A presença de Rodrigo Janot, Sérgio Moro & Joaquim Barbosa em listas de presidenciáveis tem sido tratada com naturalidade exagerada. O caso merece uma reflexão um pouco mais demorada.
Pouca gente se recorda mas em 1945, após o golpe militar que derrubou Getúlio Vargas, a UDN, partido da oligarquia paulista, ocupou a cena política para exigir "todo poder ao Judiciário." Foi assim que, durante três meses, o país foi governado por José Linhares, presidente do Supremo Tribunal Federal, que entregou a presidência a Eurico Dutra, escolhido pelo voto direto. Em seu governo trimestral, Linhares ficou famoso pelo empenho em empregar parentes e por uma ação política definida. Aproveitou os poderes presidenciais para afastar a maioria dos interventores nomeados por Vargas para os governos estaduais, medida que interessava a oposição que pretendia ir a forra contra Getúlio Vamas não trouxe o resultado esperado.

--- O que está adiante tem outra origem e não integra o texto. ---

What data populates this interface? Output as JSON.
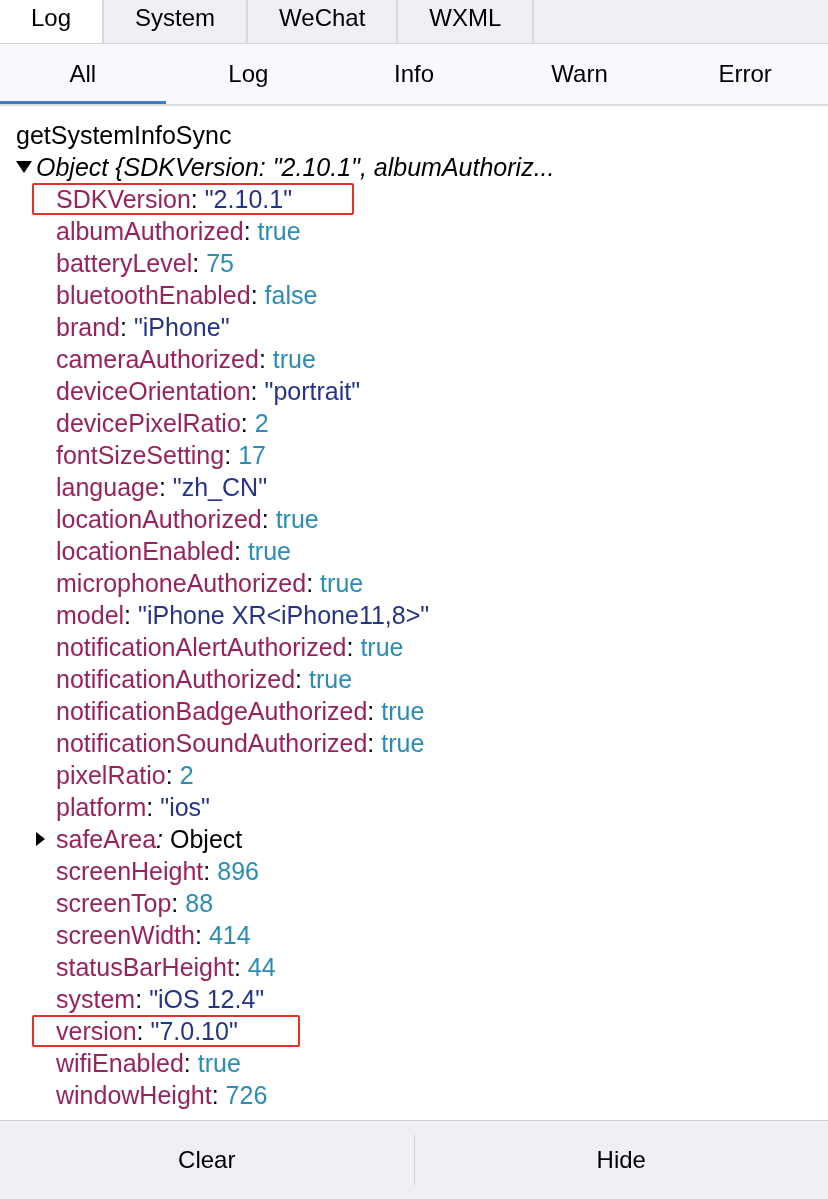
{
  "top_tabs": [
    {
      "label": "Log",
      "selected": true
    },
    {
      "label": "System",
      "selected": false
    },
    {
      "label": "WeChat",
      "selected": false
    },
    {
      "label": "WXML",
      "selected": false
    }
  ],
  "filter_tabs": [
    {
      "label": "All",
      "selected": true
    },
    {
      "label": "Log",
      "selected": false
    },
    {
      "label": "Info",
      "selected": false
    },
    {
      "label": "Warn",
      "selected": false
    },
    {
      "label": "Error",
      "selected": false
    }
  ],
  "console": {
    "message": "getSystemInfoSync",
    "object": {
      "summary": "Object {SDKVersion: \"2.10.1\", albumAuthoriz...",
      "expanded": true,
      "properties": [
        {
          "key": "SDKVersion",
          "separator": ":",
          "value": "\"2.10.1\"",
          "kind": "string",
          "highlighted": true
        },
        {
          "key": "albumAuthorized",
          "separator": ":",
          "value": "true",
          "kind": "boolean",
          "highlighted": false
        },
        {
          "key": "batteryLevel",
          "separator": ":",
          "value": "75",
          "kind": "number",
          "highlighted": false
        },
        {
          "key": "bluetoothEnabled",
          "separator": ":",
          "value": "false",
          "kind": "boolean",
          "highlighted": false
        },
        {
          "key": "brand",
          "separator": ":",
          "value": "\"iPhone\"",
          "kind": "string",
          "highlighted": false
        },
        {
          "key": "cameraAuthorized",
          "separator": ":",
          "value": "true",
          "kind": "boolean",
          "highlighted": false
        },
        {
          "key": "deviceOrientation",
          "separator": ":",
          "value": "\"portrait\"",
          "kind": "string",
          "highlighted": false
        },
        {
          "key": "devicePixelRatio",
          "separator": ":",
          "value": "2",
          "kind": "number",
          "highlighted": false
        },
        {
          "key": "fontSizeSetting",
          "separator": ":",
          "value": "17",
          "kind": "number",
          "highlighted": false
        },
        {
          "key": "language",
          "separator": ":",
          "value": "\"zh_CN\"",
          "kind": "string",
          "highlighted": false
        },
        {
          "key": "locationAuthorized",
          "separator": ":",
          "value": "true",
          "kind": "boolean",
          "highlighted": false
        },
        {
          "key": "locationEnabled",
          "separator": ":",
          "value": "true",
          "kind": "boolean",
          "highlighted": false
        },
        {
          "key": "microphoneAuthorized",
          "separator": ":",
          "value": "true",
          "kind": "boolean",
          "highlighted": false
        },
        {
          "key": "model",
          "separator": ":",
          "value": "\"iPhone XR<iPhone11,8>\"",
          "kind": "string",
          "highlighted": false
        },
        {
          "key": "notificationAlertAuthorized",
          "separator": ":",
          "value": "true",
          "kind": "boolean",
          "highlighted": false
        },
        {
          "key": "notificationAuthorized",
          "separator": ":",
          "value": "true",
          "kind": "boolean",
          "highlighted": false
        },
        {
          "key": "notificationBadgeAuthorized",
          "separator": ":",
          "value": "true",
          "kind": "boolean",
          "highlighted": false
        },
        {
          "key": "notificationSoundAuthorized",
          "separator": ":",
          "value": "true",
          "kind": "boolean",
          "highlighted": false
        },
        {
          "key": "pixelRatio",
          "separator": ":",
          "value": "2",
          "kind": "number",
          "highlighted": false
        },
        {
          "key": "platform",
          "separator": ":",
          "value": "\"ios\"",
          "kind": "string",
          "highlighted": false
        },
        {
          "key": "safeArea",
          "separator": ":",
          "value": "Object",
          "kind": "object",
          "expanded": false,
          "highlighted": false
        },
        {
          "key": "screenHeight",
          "separator": ":",
          "value": "896",
          "kind": "number",
          "highlighted": false
        },
        {
          "key": "screenTop",
          "separator": ":",
          "value": "88",
          "kind": "number",
          "highlighted": false
        },
        {
          "key": "screenWidth",
          "separator": ":",
          "value": "414",
          "kind": "number",
          "highlighted": false
        },
        {
          "key": "statusBarHeight",
          "separator": ":",
          "value": "44",
          "kind": "number",
          "highlighted": false
        },
        {
          "key": "system",
          "separator": ":",
          "value": "\"iOS 12.4\"",
          "kind": "string",
          "highlighted": false
        },
        {
          "key": "version",
          "separator": ":",
          "value": "\"7.0.10\"",
          "kind": "string",
          "highlighted": true
        },
        {
          "key": "wifiEnabled",
          "separator": ":",
          "value": "true",
          "kind": "boolean",
          "highlighted": false
        },
        {
          "key": "windowHeight",
          "separator": ":",
          "value": "726",
          "kind": "number",
          "highlighted": false
        }
      ]
    }
  },
  "buttons": [
    {
      "label": "Clear"
    },
    {
      "label": "Hide"
    }
  ]
}
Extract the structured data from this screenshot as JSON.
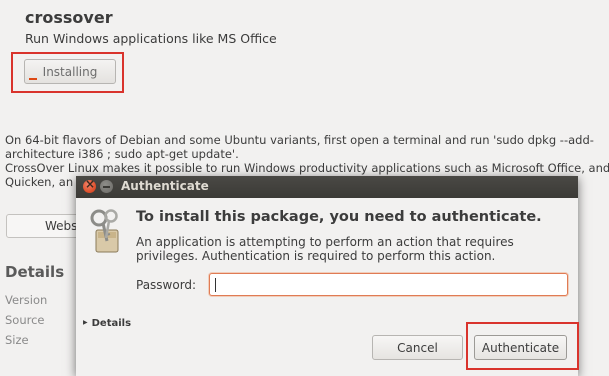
{
  "app": {
    "name": "crossover",
    "subtitle": "Run Windows applications like MS Office",
    "install_label": "Installing",
    "install_progress": 0.05,
    "description": "On 64-bit flavors of Debian and some Ubuntu variants, first open a terminal and run 'sudo dpkg --add-\narchitecture i386 ; sudo apt-get update'.\nCrossOver Linux makes it possible to run Windows productivity applications such as Microsoft Office, and\nQuicken, an",
    "website_label": "Webs",
    "details_heading": "Details",
    "meta": {
      "version": "Version",
      "source": "Source",
      "size": "Size"
    }
  },
  "dialog": {
    "title": "Authenticate",
    "heading": "To install this package, you need to authenticate.",
    "message": "An application is attempting to perform an action that requires privileges. Authentication is required to perform this action.",
    "password_label": "Password:",
    "password_value": "",
    "details_label": "Details",
    "cancel_label": "Cancel",
    "authenticate_label": "Authenticate"
  },
  "colors": {
    "highlight": "#d9332c",
    "titlebar": "#3b3a36",
    "progress": "#dd4814"
  }
}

Setenta anos depois, ilustres desconhecidos até entrarem em cena na investigação de esquemas de corrupção envolvendo políticos, particularmente do Partido dos Trabalhadores, o trio Janot, Moro & Barbosa é formado por figuras populares.
Não vamos debater, aqui, o mérito do serviço prestado nem a formação dos três. Nem o apoio sem críticas relevantes dos meios de comunicação, que têm uma imensa parcela de responsabilidade na criação de candidaturas-instantâneas. Não é disso que se trata.
O que não dá para negar é uma relação de causa e efeito entre uma situação e outra. Caso eles venham a disputar a presidência ou qualquer cargo eletivo, estarão colhendo, nas urnas, aquilo que plantaram nos tribunais.
A personalidade política dos três foi construída pela ação no Judiciário, que é outro Poder da República. A partir de uma posição de força, de quem tem o poder de mandar prender e soltar, condenar e inocentar, o que hoje se faz com ajuda dos tele-jornais, foram capazes de conduzir um processo que, razões jurídicas à parte, consistentes ou não, produziu o extermínio político de cidadãos que mais tarde se tornaram inutilizados ou seriamente incapacitados para pedir votos.
Não acredito num caso pensado, com planilha de Excell, conversa estratégica e assessores profissionais.
Tenho certeza de que os três tentaram fazer seu trabalho, da forma que lhes parecia a mais adequada a cada momento, ainda que, mais tarde, outros fatores passaram a ser levados em conta.
Por exemplo: durante o julgamento da AP 470, um dos assessores de Joaquim Barbosa costumava monitorar as reações de aprovação ou de rejeição das redes sociais à cada decisão do ministro.
Como tantos eventos políticos, muitas vezes as intenções dos atores políticos chegam a ser irrelevantes. Mais decisivas são as consequências práticas. A cada golpe desferido contra personalidades que no futuro poderiam se transformar em eventuais adversários, Janot/Moro/Barbosa ganharam musculatura para atravessar uma fronteira entre poderes, elevando seu cacife para a conquista do poder político.
O caso de Lula é gritante. Para todo e qualquer pretendente ao Planalto na próxima eleição, seja lá quando ela vier a ocorrer, Lula sempre foi o adversário principal.
Mesmo ameaçado já na AP 470, permaneceu, até a Lava Jato, como o mais popular político brasileiro. Seu reconhecido favoritismo para 2018 esteve na raiz confessada de boa parte das conspirações que levaram ao afastamento de Dilma.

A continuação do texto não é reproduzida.